Here's the code snippet:

import matplotlib.pyplot as plt
a, m = 3., 2.  # shape and mode
s = (np.random.pareto(a, 1000) + 1) * m
count, bins, _ = plt.hist(s, 100, normed=True)
fit = a*m**a / bins**(a+1)
plt.plot(bins, max(count)*fit/max(fit), linewidth=2, color='r')
plt.show()

I thoroughly searched the web for the formula: max(count)*fit/max(fit) Even replaced the term 'fit' with pdf. But could not get any leads. Kindly explain the concept of what the formula is conveying.

I assumed the term 'fit' is used instead of PDF as they are using the formula of PDF for Pareto distribution for fit.

Finally, what does the underscore '_' in the code convey:

count, bins, _ = plt.hist(s, 100, normed=True)
1

There are 1 best solutions below

5
jwalton On

np.random.pareto draws random samples from the Pareto-II distribution. The resulting data is therefore realisations from this distribution, rather than the probability density of the distribution.

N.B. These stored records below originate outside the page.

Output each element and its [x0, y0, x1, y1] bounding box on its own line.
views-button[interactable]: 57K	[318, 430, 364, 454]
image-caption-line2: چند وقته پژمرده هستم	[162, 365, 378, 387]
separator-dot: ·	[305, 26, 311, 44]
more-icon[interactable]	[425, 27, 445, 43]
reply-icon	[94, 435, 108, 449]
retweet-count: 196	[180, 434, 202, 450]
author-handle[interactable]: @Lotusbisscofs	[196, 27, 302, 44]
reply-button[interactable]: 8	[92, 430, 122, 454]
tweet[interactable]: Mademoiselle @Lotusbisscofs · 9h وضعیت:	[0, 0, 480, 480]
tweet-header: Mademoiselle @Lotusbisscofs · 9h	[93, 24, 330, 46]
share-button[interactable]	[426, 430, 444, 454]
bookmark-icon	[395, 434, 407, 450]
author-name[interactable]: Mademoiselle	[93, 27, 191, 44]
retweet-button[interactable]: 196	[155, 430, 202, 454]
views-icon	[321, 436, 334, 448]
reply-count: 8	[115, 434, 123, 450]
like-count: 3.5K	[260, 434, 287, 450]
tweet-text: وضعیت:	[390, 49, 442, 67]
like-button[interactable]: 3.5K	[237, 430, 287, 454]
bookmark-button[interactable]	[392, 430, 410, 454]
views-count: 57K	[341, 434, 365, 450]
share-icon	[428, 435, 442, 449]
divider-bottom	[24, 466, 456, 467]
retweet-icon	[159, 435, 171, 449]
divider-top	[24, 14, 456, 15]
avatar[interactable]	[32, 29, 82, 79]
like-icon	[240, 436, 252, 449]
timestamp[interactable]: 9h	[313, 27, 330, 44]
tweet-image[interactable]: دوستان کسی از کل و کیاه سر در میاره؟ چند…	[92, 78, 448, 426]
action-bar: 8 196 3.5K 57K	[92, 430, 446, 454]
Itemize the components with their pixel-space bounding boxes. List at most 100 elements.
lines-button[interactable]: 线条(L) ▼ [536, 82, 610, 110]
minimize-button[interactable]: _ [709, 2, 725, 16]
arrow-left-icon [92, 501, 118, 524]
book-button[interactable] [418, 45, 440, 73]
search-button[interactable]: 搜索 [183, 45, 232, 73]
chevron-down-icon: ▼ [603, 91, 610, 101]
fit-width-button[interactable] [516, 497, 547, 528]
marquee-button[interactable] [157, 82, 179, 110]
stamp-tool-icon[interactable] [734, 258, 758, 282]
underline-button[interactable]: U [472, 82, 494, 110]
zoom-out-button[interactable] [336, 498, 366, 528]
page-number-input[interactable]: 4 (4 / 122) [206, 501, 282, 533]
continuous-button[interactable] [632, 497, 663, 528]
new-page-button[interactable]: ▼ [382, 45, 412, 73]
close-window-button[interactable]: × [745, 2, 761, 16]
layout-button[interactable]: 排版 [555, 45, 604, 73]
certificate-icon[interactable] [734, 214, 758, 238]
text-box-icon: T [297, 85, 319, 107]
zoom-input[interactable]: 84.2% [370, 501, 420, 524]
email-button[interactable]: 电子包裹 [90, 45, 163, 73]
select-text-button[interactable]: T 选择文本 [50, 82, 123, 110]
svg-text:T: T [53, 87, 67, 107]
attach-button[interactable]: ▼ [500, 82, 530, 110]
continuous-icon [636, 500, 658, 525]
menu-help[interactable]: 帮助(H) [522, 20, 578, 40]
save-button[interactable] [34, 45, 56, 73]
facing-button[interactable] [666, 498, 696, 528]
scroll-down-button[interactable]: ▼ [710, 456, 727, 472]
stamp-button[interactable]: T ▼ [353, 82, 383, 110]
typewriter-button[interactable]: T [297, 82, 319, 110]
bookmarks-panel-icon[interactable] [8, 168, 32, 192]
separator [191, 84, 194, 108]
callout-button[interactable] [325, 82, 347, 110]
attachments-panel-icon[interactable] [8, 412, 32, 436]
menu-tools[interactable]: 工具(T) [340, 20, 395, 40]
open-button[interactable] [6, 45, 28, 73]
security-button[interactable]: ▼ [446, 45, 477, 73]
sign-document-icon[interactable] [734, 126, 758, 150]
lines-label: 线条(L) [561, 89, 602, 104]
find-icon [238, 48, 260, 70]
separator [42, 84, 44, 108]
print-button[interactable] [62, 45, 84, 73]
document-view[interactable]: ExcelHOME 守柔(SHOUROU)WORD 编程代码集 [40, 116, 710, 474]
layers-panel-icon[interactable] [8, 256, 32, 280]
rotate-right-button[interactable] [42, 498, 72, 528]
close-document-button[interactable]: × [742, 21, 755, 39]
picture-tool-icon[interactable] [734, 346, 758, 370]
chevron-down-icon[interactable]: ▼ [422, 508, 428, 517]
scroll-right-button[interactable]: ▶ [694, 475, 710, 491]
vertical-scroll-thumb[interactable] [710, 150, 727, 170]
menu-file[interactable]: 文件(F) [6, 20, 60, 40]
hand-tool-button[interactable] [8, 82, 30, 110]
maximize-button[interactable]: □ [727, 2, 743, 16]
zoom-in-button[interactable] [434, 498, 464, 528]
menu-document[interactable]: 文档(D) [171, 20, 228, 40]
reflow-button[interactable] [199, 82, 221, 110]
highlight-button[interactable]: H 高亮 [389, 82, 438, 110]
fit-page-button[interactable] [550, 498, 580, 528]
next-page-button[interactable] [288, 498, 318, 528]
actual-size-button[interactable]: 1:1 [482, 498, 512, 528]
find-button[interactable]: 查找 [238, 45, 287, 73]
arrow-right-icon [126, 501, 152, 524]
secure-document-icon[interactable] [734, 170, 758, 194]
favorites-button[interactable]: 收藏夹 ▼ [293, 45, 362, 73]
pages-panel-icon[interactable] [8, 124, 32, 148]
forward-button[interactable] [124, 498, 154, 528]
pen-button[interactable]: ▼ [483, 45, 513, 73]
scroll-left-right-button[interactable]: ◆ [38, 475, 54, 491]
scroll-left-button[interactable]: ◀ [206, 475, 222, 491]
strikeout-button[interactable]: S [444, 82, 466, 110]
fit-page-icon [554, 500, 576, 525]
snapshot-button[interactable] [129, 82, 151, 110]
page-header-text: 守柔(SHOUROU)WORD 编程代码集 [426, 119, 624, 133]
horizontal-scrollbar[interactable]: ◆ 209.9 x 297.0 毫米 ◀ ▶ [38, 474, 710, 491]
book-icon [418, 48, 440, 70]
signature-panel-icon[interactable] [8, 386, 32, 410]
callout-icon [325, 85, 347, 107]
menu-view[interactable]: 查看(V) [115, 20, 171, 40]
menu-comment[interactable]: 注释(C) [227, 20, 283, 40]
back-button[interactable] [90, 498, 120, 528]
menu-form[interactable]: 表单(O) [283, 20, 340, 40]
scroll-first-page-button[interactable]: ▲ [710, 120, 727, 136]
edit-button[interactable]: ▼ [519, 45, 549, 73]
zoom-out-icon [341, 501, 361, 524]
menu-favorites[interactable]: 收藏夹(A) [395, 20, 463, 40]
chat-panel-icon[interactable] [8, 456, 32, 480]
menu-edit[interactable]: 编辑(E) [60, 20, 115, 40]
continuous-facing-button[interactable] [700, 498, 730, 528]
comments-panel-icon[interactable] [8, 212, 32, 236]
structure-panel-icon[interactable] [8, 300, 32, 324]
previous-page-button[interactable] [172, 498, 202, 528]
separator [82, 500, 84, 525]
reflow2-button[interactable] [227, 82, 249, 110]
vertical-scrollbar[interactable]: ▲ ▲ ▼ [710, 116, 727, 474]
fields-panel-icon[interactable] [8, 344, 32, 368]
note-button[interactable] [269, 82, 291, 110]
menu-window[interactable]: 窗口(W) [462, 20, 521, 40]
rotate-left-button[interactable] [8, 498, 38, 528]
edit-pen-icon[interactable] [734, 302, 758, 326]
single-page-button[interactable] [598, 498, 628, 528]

In the call to plt.hist we use the normed=True argument. This normalises the data and plots the density of our samples on the y-axis, rather than the frequency.

We then wish to fit a pareto distribution to our randomly sampled data and plot this distribution on top of our data.

To do so we begin by computing the probability density of the pareto distribution at the x-values defined by bins with parameters a and m. This is our definition of fit: fit = a*m**a / bins**(a+1).

The necessity of the max(count) * fit / max(fit) term is a little more elusive. I think it's clear why we'd include fit in the plotting command, but why the ratio max(count) / max(fit)? Actually, I'm not 100% sure.

max(count) / max(fit) looks like it could be a bias correction from fitting the pareto distribution to our data.